The non-alcoholic line features four SKUs, with each 7.5 oz. can designed to make two servings of a specific drink — Margarita, Strawberry Daiquiri, Mojito or Whiskey Sour — when mixed with spirits. The line will begin a nationwide retail and online rollout in March, when it will be available in 6-packs for a suggested retail price of $6.99-$7.99.

“With at-home cocktail consumption on the rise, we saw an opportunity to build and disrupt this fast-growing category with a product that meets consumers’ needs for convenience – to cut out time and mess without compromising on quality and taste,” said Emily Silver, VP of Innovation & Capabilities, PepsiCo Beverages North America, in a press release. “Neon Zebra adds a new level of personality in the cocktail mixer category with its bold flavors and colors and easy-to-use, recyclable mini-can format. We’re thrilled with this new venture and all of the opportunities to come in the mixology category.”

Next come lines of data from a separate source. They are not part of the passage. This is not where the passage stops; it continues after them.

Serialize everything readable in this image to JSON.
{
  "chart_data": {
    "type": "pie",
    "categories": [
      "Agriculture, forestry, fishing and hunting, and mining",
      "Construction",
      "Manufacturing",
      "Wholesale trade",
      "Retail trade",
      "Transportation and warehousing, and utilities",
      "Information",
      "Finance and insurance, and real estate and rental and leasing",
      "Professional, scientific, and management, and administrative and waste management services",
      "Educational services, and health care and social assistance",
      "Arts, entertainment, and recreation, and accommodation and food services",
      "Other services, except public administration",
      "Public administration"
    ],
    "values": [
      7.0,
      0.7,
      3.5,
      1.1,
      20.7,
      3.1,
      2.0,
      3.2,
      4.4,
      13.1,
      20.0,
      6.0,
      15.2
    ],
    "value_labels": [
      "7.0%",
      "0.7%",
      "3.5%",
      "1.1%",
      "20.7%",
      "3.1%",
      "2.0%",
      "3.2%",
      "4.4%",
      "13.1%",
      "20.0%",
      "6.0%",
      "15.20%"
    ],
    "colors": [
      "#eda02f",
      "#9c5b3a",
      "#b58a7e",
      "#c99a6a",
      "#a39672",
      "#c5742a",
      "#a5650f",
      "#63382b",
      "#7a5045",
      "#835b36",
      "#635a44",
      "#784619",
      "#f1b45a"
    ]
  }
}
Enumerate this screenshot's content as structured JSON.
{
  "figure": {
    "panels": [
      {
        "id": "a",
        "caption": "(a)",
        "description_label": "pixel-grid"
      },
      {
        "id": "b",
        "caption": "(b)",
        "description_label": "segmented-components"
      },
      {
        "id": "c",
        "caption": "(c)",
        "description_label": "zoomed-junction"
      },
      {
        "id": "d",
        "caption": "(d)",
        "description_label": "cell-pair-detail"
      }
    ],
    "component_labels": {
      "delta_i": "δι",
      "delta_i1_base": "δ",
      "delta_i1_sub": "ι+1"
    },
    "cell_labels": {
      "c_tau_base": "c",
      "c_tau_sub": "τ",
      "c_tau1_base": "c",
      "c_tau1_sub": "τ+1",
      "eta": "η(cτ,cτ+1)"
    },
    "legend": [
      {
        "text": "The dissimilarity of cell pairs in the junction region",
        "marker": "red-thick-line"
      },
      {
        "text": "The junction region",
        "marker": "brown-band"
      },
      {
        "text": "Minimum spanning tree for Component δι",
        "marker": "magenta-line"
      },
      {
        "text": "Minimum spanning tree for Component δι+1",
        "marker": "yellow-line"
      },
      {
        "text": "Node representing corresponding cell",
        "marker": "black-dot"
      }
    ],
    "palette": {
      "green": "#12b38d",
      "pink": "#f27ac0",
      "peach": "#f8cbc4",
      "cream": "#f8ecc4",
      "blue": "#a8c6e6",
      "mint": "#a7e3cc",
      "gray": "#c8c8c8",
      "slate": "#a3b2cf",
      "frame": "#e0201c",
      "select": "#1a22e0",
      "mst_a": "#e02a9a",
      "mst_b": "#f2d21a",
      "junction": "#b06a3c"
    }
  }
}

Pepsi’s move into the mixer category represents the latest effort in an ongoing push to move the company into new beverage categories, but also may reveal some of its strategic thinking. During the company’s Q4 and full-year 2020 earnings announcement earlier this month, PepsiCo CEO Ramon Laguarta highlighted at-home consumption as a key component of PepsiCo’s “Faster, Stronger, and Better” mission, which seeks to improve and streamline the conglomerate’s business across all channels. Along with deepening brand integration with Sodastream (via Bubly flavor drops), Neon Zebra gives the company a potentially bigger presence in consumers’ homes.

In single-serve mixers, a category which reported 28% growth in 2020 according to data cited by the company, Pepsi has identified a rising segment in which it can leverage its distribution muscle to disrupt a market that contains both strong independent brands (Fever Tree, Q Mixers) along with giants like Coke-owned Schweppes. In 2019, Coca-Cola introduced its Signature Mixers line in four flavors — Herbal, Spicy, Woody and Smoky — exclusively in the U.K.

The launch may also suggest Pepsi is eyeing the alcohol segment with greater interest. One of the points of contention in its ongoing litigation with Bang Energy centers around the rights to distribute MIXX, a forthcoming hard seltzer line, which Pepsi claims is covered under the contract. According to a complaint filed in the United States District Court Southern District of Florida, the company is accusing PepsiCo of attempting to disrupt the launch of MIXX by telling prospective distributors that it owns exclusive distribution rights for that yet-to-be-launched product.

Neon Zebra’s reveal comes during a period of heightened innovation at PepsiCo. Earlier this month, the company announced both a new kids water drink (Frutly) and an expansion of its sparkling water line (Bubly Bounce with caffeine).